Mr Reeder hesitated.
“I have sent a car for the young lady.”
“Which young lady?”
“Miss – er – Reigate, the sister of our young friend.”
He heard the ring of the bell and himself went down to open the door. It was the girl he had sent for. He took her into a small room on the ground floor.
“I’m going to ask you a question, Miss Reigate, which I’ll be glad if you can answer. Had your brother any distinguishing marks on his body that you would be able to recognise?”
She nodded without hesitation.
“Yes,” she said, a little breathlessly. “He had a small strawberry mark on his forearm, just below the elbow.”
“The left forearm?” asked Mr Reeder quickly.
“Yes, the left forearm. Why? Has he been found?”
“I’m afraid he has,” said Mr Reeder gently.
He told her his suspicion and left her with his housekeeper whilst he went up to explain to the men from the Yard just what he had discovered.
“It was very clear to me,” he said, “that the hair had been dyed and the eyebrows shaved.”
“Reigate?” said the Chief Constable incredulously. “If that’s Reigate I’m a Dutchman. I’ve got a photograph of him. He’s fair, almost a light blonde.”
“The hair is dyed, very cleverly and by an expert.” Reeder pointed to the dollar bills lying on the table. “The money was part of the system, the disguise was part of the system. Did you notice anything about the clothes?”
“I noticed they smelt strongly of camphor,” said one of the detectives. “I’ve just been remarking to the Chief Constable that it almost seems as if the pyjamas and dressing gown had been kept packed away from moths. My theory is that he must have had an outfit stowed away all ready for his getaway.”
Mr Reeder shook his head.
“Not exactly that,” he said; “but the camphor smell is a very important clue. I can’t tell you why, gentlemen, because I am naturally secretive.”
The body was identified beyond any question by the distressed and weeping girl. It was that of Jonathan Reigate, sometime Assistant Manager of the Wembley branch of the London and Northern Banking Corporation. He had been killed by four shots fired from a .38 automatic pistol, and any three of the four shots would have been fatal. As for the motorcyclist, there was no one who could identify him or give the least clue.
At nine o’clock the next morning Reeder, accompanied by a detective-sergeant, made a minute search of the Reigate flat.
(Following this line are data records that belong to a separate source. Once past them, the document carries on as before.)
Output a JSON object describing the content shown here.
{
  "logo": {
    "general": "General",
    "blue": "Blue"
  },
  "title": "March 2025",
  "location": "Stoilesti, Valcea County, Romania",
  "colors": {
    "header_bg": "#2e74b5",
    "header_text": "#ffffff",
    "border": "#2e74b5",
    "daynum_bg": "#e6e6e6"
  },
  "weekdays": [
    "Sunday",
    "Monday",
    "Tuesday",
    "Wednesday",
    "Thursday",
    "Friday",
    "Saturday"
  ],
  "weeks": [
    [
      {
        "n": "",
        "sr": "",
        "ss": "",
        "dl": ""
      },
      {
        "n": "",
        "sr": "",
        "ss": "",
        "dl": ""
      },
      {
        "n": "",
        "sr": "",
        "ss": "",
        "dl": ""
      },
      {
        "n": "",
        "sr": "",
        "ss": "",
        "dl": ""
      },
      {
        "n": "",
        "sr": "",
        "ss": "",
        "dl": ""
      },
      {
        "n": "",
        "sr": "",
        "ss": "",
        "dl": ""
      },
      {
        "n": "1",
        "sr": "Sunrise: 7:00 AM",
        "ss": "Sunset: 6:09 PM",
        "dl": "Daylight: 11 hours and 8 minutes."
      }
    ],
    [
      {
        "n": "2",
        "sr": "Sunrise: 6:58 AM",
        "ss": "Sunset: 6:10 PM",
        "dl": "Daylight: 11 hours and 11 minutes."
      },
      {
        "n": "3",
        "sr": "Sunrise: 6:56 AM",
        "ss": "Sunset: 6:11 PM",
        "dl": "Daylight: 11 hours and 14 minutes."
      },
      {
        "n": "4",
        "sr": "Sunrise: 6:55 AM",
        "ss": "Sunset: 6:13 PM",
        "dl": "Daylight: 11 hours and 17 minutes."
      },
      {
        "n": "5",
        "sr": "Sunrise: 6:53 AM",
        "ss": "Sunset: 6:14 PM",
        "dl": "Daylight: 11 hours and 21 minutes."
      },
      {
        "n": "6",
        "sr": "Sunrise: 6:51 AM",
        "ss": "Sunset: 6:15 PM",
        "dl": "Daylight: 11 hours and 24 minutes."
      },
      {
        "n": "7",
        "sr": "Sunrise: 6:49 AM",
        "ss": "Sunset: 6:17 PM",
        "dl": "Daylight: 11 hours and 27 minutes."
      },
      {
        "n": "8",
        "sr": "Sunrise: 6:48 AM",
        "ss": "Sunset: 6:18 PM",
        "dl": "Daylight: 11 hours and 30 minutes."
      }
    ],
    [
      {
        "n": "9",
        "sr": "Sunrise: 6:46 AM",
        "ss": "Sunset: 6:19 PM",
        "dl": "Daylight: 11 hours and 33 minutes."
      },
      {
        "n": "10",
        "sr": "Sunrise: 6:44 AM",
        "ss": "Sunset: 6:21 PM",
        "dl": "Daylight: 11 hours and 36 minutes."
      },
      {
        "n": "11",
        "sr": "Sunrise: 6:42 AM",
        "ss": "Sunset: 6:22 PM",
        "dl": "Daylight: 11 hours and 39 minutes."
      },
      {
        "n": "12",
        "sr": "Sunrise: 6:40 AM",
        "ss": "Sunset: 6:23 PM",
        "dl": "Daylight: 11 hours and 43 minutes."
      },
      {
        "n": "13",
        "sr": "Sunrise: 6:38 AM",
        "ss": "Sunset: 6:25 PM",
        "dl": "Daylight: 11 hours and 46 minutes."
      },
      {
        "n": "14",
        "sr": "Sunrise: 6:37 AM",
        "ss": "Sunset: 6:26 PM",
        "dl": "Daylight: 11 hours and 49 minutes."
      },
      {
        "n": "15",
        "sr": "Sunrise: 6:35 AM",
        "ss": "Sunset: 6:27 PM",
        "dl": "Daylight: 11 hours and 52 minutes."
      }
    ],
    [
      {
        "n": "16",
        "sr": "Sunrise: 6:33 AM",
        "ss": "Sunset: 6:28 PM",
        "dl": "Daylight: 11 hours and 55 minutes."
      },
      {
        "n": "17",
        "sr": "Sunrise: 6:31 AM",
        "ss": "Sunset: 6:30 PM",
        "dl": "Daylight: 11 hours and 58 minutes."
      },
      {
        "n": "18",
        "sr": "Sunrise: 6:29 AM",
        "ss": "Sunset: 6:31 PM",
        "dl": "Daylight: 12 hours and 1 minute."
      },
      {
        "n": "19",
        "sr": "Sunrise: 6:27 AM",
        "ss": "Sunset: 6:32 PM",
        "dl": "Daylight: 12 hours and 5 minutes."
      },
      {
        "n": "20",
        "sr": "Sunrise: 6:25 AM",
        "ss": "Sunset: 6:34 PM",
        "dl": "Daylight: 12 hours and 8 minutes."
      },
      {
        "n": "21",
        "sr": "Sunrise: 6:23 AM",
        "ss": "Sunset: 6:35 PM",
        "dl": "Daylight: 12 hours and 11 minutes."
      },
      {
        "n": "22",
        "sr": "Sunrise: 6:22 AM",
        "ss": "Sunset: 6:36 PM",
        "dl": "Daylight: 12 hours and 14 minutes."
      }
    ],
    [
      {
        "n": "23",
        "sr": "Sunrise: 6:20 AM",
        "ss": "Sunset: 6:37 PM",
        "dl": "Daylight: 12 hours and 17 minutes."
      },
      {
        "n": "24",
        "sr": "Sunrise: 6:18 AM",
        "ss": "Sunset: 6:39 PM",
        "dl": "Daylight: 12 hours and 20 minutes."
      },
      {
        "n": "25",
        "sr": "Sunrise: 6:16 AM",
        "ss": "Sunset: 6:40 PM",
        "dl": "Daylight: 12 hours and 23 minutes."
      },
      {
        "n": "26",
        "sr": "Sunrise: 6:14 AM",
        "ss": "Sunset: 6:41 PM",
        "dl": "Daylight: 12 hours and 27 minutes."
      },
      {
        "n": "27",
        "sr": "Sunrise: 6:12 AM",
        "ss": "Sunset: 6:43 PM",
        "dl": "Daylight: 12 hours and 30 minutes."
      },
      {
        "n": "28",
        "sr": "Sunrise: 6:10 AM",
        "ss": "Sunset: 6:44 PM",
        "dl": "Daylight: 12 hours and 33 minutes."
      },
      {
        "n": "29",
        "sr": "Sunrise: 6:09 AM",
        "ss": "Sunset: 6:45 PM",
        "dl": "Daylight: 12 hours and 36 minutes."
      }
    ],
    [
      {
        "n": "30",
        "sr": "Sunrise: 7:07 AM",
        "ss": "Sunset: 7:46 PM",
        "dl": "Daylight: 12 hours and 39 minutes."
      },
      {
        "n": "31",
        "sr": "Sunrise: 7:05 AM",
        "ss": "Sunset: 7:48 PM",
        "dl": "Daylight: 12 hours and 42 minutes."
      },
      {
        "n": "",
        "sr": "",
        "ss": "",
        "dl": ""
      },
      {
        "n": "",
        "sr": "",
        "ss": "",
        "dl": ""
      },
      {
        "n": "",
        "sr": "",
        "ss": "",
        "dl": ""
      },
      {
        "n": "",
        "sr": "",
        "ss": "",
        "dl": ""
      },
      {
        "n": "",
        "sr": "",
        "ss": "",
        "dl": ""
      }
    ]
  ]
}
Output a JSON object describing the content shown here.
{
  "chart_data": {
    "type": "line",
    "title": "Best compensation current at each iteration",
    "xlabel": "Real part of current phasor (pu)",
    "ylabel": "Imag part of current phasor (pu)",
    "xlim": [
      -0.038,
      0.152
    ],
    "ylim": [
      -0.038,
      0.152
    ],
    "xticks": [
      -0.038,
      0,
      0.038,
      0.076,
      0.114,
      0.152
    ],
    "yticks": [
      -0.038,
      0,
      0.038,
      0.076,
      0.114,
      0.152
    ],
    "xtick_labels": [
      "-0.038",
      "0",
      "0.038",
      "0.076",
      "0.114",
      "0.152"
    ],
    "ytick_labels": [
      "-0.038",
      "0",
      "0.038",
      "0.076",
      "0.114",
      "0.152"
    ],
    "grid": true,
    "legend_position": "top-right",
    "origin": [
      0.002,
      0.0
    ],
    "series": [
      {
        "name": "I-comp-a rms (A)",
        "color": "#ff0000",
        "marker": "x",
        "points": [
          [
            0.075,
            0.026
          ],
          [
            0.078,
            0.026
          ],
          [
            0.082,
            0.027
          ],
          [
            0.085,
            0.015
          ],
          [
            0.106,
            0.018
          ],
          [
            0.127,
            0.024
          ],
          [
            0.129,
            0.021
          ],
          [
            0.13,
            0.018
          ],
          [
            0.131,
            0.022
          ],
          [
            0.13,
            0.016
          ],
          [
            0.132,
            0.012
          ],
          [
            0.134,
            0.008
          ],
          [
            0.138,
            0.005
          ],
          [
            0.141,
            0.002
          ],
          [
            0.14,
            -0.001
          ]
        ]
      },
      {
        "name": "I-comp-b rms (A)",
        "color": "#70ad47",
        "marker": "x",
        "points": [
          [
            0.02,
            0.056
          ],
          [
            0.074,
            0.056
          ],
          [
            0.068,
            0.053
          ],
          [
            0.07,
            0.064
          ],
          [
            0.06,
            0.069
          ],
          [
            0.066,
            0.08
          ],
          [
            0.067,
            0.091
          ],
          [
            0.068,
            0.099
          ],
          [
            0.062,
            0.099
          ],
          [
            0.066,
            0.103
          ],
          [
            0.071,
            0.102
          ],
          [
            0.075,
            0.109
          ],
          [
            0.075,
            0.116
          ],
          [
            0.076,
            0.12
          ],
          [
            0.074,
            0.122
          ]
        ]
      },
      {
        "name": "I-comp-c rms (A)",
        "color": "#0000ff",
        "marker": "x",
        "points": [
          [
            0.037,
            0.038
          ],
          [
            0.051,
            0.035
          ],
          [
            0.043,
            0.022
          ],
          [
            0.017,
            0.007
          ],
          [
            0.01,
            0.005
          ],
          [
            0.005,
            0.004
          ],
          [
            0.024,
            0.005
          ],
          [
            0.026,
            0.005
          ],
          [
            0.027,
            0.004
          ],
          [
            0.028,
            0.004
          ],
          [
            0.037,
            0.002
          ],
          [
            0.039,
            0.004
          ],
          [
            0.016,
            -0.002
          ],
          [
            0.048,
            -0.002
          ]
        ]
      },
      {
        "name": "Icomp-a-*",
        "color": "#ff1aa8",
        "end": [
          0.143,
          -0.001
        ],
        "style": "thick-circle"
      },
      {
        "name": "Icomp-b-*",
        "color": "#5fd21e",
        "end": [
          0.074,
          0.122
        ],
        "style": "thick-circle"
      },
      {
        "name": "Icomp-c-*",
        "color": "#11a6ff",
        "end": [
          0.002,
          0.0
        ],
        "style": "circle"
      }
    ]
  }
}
It was a small, comfortably furnished apartment consisting of four rooms, a kitchen and a bathroom.
Reigate had occupied the larger of the two bedrooms, and in one corner was a small roll-top writing desk which was locked when they arrived.
The dead man was evidently very methodical. The pigeon-holes were crammed with methodical memoranda, mainly dealing with the properties he had bought and sold. These the two men inspected item by item before they made a search of the drawers.
In the last drawer they found a small steel box which, after very considerable difficulty, they succeeded in opening. Inside were two insurance policies, a small memorandum book, in which apparently Reigate had kept a very full record of his family accounts and, in a small pay envelope, sealed down, they discovered two Yale keys. They were quite new and were fastened together by a flat steel ring. An inspection of these showed Reeder that they were intended for different locks, one being slightly larger than the other. There was no name on them and no indication whatever as to their purpose.